Changes to parking lots, trails expected to reduce flood cleanup costs

By Jane McClure

Reconstructed trails and a new, smaller parking lot on the southern end of Hidden Falls Park are planned this summer to deal with longstanding Mississippi River flooding, flood-related damage and chronic silt deposits. Bids will be sought in June, with construction to follow. The improvements should be completed by fall.

This is the first project to be implemented in a previously completed master plan for Hidden Falls and Crosby Farm parks. The plan went through a public review process before it was approved last year by the St. Paul City Council and Metropolitan Council. The latter is involved because the two parks are considered to be one large regional park for planning and funding purposes.

One of the winding, wooded trails at Crosby Farm Park shown in the 2019 master plan.

“This park area is a real jewel for the city of St. Paul,” Gardner said. However, much of the parkland is in a floodway and high water typically leaves behind silt as deep as 4 feet in some places.

The master plan outlines 46 potential projects for the two parks. The projects range from removing fallen trees at Hidden Falls to constructing an environmental education center at Crosby. Much of the plan focuses on improving parking lots and creating more rustic trails. One benefit of natural trails is that they can be groomed in the winter for cross-country skiing and snowshoeing.

Anne Gardner is overseeing this summer’s parking lot and trails project for the St. Paul Department of Parks and Recreation. She reviewed plans in May with the Community Development Committee of the Highland District Council (HDC) and the St. Paul Planning Commission’s Transportation Committee. The city is seeking final comments as design work wraps up this month.

The plan has been met with a generally positive response. Both committees asked Parks and Recreation to consider the high demand for more bicycle racks at Hidden Falls and Crosby. The HDC committee asked about beefing up security due to a spate of vehicle break-ins at the parks. Some committee members also raised concerns over plans to reduce parking.

“This park area is a real jewel for the city of St. Paul,” Gardner said. However, much of the parkland is in a floodway and high water typically leaves behind silt as deep as 4 feet in some places. She said making changes to parking lots and paved trails may reduce those ongoing cleanup costs.

Instead of cleaning up and repairing parking lots and trails every year, Gardner said it makes more sense to reduce the amount of pavement and to move lots and trails farther from the river. The city plans to use stockpiled silt as a base for the projects.

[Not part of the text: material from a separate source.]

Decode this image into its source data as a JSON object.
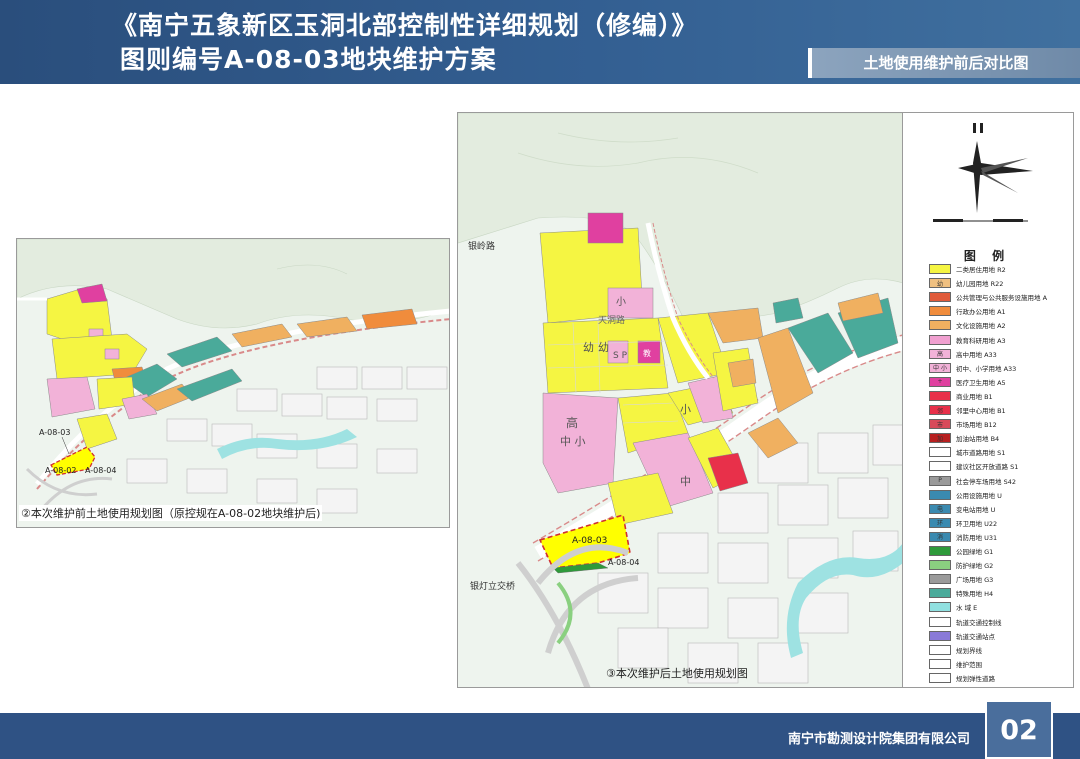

Hidden Falls has two access points along Mississippi River Boulevard—one near the south end of the former Ford Motor Company plant and the other near the Highway 5 bridge. Crosby has access points near Gannon Road and at Elway Street. All four entrances are in line for parking and traffic safety improvements in the master plan.

The access point and parking lot near Highway 5 are scheduled for improvements this summer, Gardner said. The southern Hidden Falls entrance road will be shortened and about 80 parking spots will be reduced to 20.

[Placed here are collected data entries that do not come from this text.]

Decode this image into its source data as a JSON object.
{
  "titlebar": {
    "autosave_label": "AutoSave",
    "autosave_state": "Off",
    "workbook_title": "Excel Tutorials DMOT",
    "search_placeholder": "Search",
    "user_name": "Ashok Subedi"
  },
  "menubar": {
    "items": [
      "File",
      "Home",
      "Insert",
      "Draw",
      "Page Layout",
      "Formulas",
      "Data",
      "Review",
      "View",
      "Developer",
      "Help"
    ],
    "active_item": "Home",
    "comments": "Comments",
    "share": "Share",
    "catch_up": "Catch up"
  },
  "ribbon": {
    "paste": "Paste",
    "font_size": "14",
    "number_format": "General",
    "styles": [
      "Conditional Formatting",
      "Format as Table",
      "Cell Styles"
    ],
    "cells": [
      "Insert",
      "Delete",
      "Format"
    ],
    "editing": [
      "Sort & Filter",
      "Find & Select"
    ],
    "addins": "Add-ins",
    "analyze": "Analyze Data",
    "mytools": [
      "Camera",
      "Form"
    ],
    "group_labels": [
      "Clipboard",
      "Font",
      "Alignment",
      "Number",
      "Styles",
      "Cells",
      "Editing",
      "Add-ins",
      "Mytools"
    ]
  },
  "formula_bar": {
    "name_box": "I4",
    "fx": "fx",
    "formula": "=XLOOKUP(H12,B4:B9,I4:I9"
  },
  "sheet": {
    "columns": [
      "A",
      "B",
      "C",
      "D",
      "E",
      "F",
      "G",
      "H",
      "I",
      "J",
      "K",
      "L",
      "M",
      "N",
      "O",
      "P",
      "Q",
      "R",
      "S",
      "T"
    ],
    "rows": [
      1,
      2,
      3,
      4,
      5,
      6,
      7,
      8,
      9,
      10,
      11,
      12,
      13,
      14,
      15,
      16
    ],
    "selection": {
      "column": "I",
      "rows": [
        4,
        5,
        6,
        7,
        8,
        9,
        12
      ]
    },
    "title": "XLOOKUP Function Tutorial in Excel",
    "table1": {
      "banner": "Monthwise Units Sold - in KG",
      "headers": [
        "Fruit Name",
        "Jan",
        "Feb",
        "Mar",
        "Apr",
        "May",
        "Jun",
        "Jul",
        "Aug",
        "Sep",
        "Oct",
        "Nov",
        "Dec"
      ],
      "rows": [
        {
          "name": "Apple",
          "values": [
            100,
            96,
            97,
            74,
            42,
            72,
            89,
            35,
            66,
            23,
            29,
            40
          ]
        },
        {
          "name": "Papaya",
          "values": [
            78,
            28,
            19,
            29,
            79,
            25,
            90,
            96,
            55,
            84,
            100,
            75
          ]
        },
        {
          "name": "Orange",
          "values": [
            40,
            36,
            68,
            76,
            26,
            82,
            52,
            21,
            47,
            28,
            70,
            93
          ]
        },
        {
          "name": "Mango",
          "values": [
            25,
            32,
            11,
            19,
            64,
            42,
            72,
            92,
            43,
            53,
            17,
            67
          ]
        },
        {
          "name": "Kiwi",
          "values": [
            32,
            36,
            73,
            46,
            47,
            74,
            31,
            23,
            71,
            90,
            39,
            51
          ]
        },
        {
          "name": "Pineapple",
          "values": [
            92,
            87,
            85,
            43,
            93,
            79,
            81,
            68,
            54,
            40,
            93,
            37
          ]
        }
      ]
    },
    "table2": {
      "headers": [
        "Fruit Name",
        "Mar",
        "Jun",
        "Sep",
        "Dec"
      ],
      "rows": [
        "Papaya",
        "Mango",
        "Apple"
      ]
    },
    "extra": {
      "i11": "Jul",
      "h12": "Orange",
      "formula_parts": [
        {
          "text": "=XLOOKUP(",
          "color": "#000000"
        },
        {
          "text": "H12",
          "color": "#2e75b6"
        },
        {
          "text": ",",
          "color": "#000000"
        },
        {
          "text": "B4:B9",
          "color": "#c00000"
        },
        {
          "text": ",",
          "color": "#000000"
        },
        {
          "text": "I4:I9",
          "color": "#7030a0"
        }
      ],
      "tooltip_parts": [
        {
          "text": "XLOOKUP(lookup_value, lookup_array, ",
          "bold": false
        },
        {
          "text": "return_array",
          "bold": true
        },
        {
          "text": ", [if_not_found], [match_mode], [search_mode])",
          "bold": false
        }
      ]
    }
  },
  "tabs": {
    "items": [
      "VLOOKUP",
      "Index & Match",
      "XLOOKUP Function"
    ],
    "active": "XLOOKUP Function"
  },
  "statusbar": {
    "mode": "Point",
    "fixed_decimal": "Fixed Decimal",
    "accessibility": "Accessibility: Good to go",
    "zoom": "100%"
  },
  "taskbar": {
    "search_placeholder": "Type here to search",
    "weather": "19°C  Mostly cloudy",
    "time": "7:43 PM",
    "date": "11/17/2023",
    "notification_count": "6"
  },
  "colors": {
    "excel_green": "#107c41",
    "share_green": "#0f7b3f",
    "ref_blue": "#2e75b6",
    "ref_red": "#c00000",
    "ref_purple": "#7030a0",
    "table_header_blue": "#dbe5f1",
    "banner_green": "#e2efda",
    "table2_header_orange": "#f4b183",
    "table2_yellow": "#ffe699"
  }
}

“The existing road is often under water when it floods,” Gardner said. After the pavement is removed, the road can be converted for a trail.

New paved trails will be placed closer to the bluff’s base, with natural trails providing access near the Mississippi River. The new parking lot will be along the river below the overlook at Gannon and Shepard roads, also farther from the river. The lot will have a trail head with signage.

The city will use $2 million in federal Emergency Management Agency funds for the project.